Heirs - Hunter Hunter by Heirs. Les Australiens sont décidément plutôt prolifiques, dans un genre qui pourtant ne s'y prêtent pas tout particulièrement d'ordinaire, et pourtant cela semble faire mieux que fonctionner. Troisième sortie pour le groupe en deux ans et demi après les albums Alchera puis Fowl, Hunter est un EP qui voit donc le quartet devenu quintet (depuis l'arrivée de Miles Brown - de The Night Terrors - en son sein) raccourcir le format à quelques vingt-cinq minutes réparties sur (seulement) trois titres.
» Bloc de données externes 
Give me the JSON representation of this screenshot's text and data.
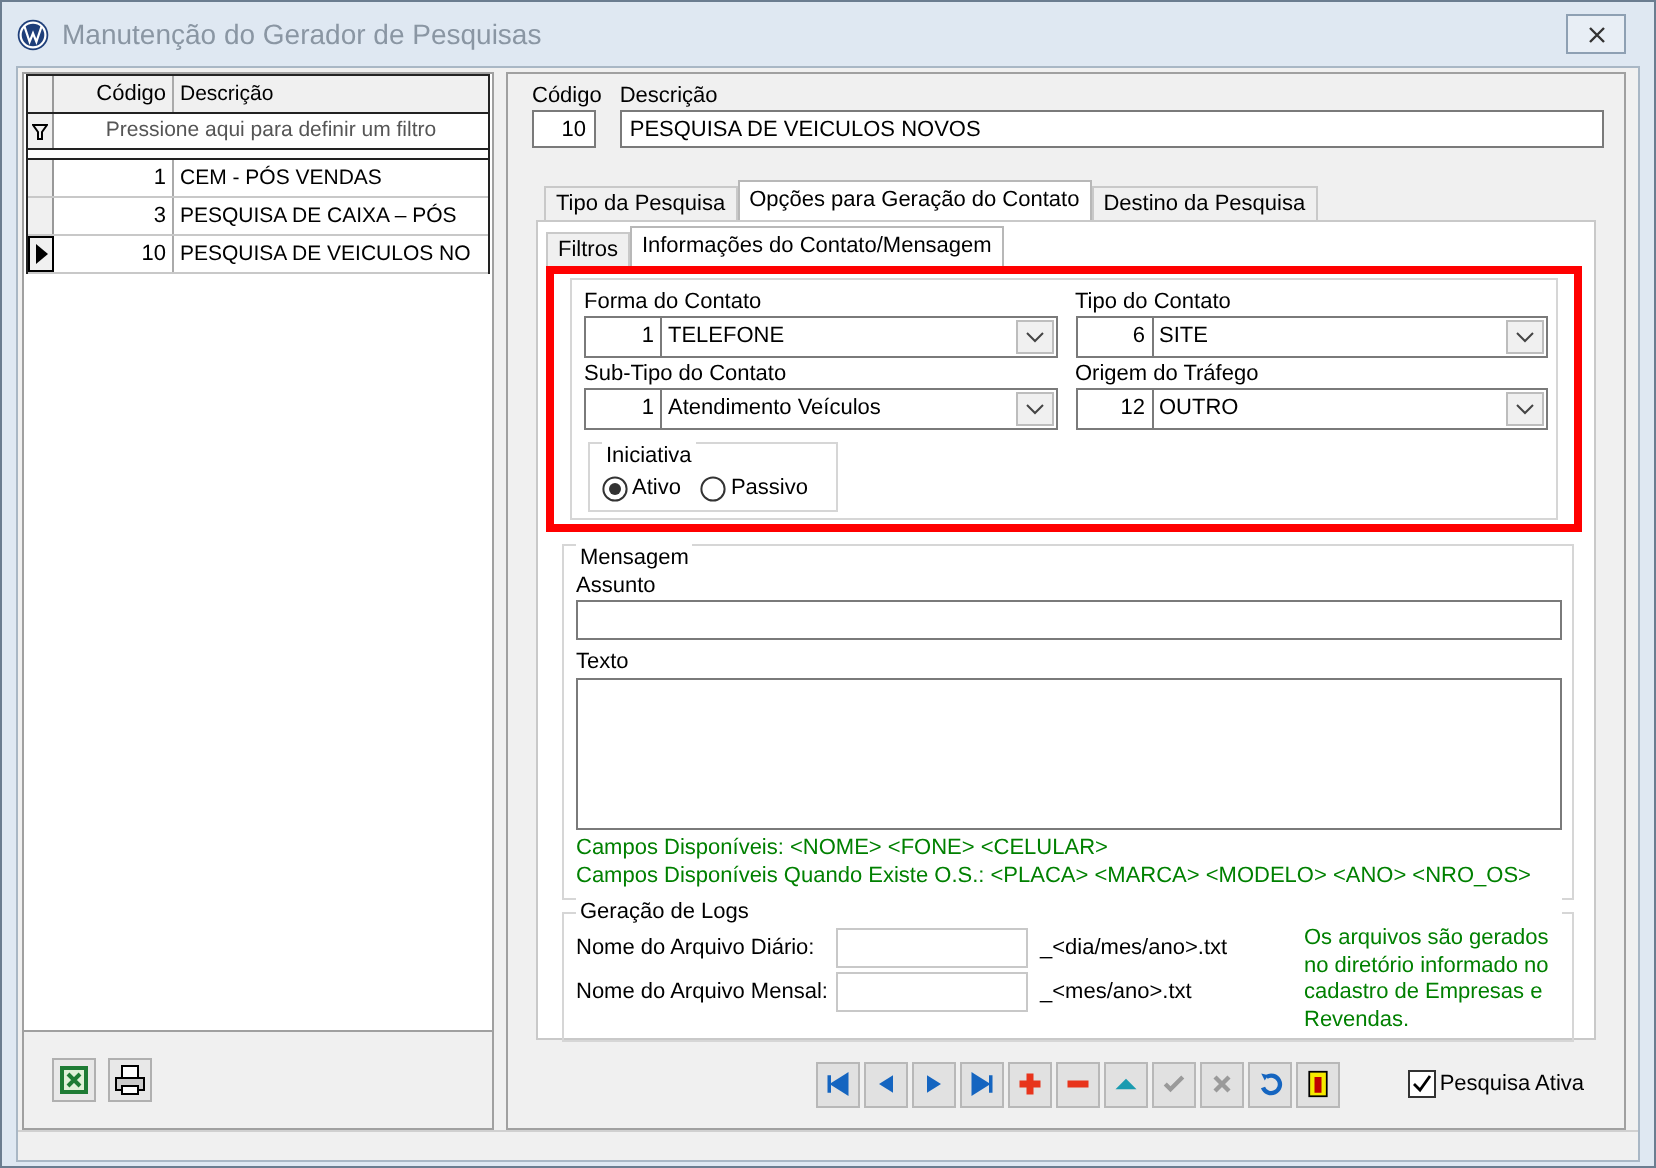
{
  "window": {
    "title": "Manutenção do Gerador de Pesquisas"
  },
  "grid": {
    "columns": [
      "Código",
      "Descrição"
    ],
    "filter_hint": "Pressione aqui para definir um filtro",
    "rows": [
      {
        "code": "1",
        "description": "CEM - PÓS VENDAS",
        "selected": false
      },
      {
        "code": "3",
        "description": "PESQUISA DE CAIXA – PÓS",
        "selected": false
      },
      {
        "code": "10",
        "description": "PESQUISA DE VEICULOS NO",
        "selected": true
      }
    ]
  },
  "record": {
    "code_label": "Código",
    "description_label": "Descrição",
    "code": "10",
    "description": "PESQUISA DE VEICULOS NOVOS"
  },
  "tabs": [
    {
      "label": "Tipo da Pesquisa",
      "selected": false
    },
    {
      "label": "Opções para Geração do Contato",
      "selected": true
    },
    {
      "label": "Destino da Pesquisa",
      "selected": false
    }
  ],
  "subtabs": [
    {
      "label": "Filtros",
      "selected": false
    },
    {
      "label": "Informações do Contato/Mensagem",
      "selected": true
    }
  ],
  "contact": {
    "highlighted": true,
    "fields": [
      {
        "label": "Forma do Contato",
        "code": "1",
        "value": "TELEFONE"
      },
      {
        "label": "Tipo do Contato",
        "code": "6",
        "value": "SITE"
      },
      {
        "label": "Sub-Tipo do Contato",
        "code": "1",
        "value": "Atendimento Veículos"
      },
      {
        "label": "Origem do Tráfego",
        "code": "12",
        "value": "OUTRO"
      }
    ],
    "initiative": {
      "title": "Iniciativa",
      "options": [
        {
          "label": "Ativo",
          "selected": true
        },
        {
          "label": "Passivo",
          "selected": false
        }
      ]
    }
  },
  "message": {
    "title": "Mensagem",
    "subject_label": "Assunto",
    "text_label": "Texto",
    "fields_line": "Campos Disponíveis:  <NOME> <FONE> <CELULAR>",
    "os_fields_line": "Campos Disponíveis Quando Existe O.S.:  <PLACA> <MARCA> <MODELO> <ANO> <NRO_OS>"
  },
  "logs": {
    "title": "Geração de Logs",
    "rows": [
      {
        "label": "Nome do Arquivo Diário:",
        "suffix": "_<dia/mes/ano>.txt"
      },
      {
        "label": "Nome do Arquivo Mensal:",
        "suffix": "_<mes/ano>.txt"
      }
    ],
    "note": "Os arquivos são gerados no diretório informado no cadastro de Empresas e Revendas."
  },
  "navigator": [
    {
      "kind": "first",
      "disabled": false
    },
    {
      "kind": "prev",
      "disabled": false
    },
    {
      "kind": "next",
      "disabled": false
    },
    {
      "kind": "last",
      "disabled": false
    },
    {
      "kind": "add",
      "disabled": false
    },
    {
      "kind": "delete",
      "disabled": false
    },
    {
      "kind": "edit",
      "disabled": false
    },
    {
      "kind": "confirm",
      "disabled": true
    },
    {
      "kind": "cancel",
      "disabled": true
    },
    {
      "kind": "refresh",
      "disabled": false
    },
    {
      "kind": "exit",
      "disabled": false
    }
  ],
  "active_checkbox": {
    "label": "Pesquisa Ativa",
    "checked": true
  }
}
Mais comme chacun sait, ce n'est pas (que) la longueur qui compte.

"Hunter", morceau-titre de l'EP enterre la critique en quelques six minutes vingt-sept secondes d'une odyssée post-métallique aux empreintes doom et flagrances darkwave du plus bel effet. Une véritable pépite du genre, à l'amplitude émotionnelle rare et à l'écriture extrêmement ciselée qui justifie à elle seule l'acquisition devenue alors difficilement dispensable de cet EP sorti chez l'incontournable Denovali Records en vinyle ou CD digifile. Echec et mat en un seul coup. La classe en provenance de l'hémisphère sud encore frappé et ne s'arrête pas en si bon chemin puisque le second titre de cet Hunter prolonge le plaisir avec "Symptom". La musique des australiens s'y fait plus nébuleuse, plus insaisissable en même temps qu'elle s'appuie sur un socle instrumental à la densité palpable. On s'incline.

Hunter, c'est encore une fois la confirmation d'un groupe qui laisse l'auditeur s'immerger au sein d'un univers musical atypique et à la personnalité très affirmée. Et plus encore quand ledit quintet s'offre une reprise des Sisters of Mercy avec "Neverland", comme pour revendiquer ce côté "coldwave gothique" que l'on entrevoit régulièrement sur ses dernières compositions. Là encore, le mélange avec la griffe postcore/postmetal qui est l'essence-même de Heirs, se révèle particulièrement habile et démontre que malgré son rythme élevé de productions, le groupe ne sacrifie jamais à la qualité. On a la classe ou on ne l'a pas.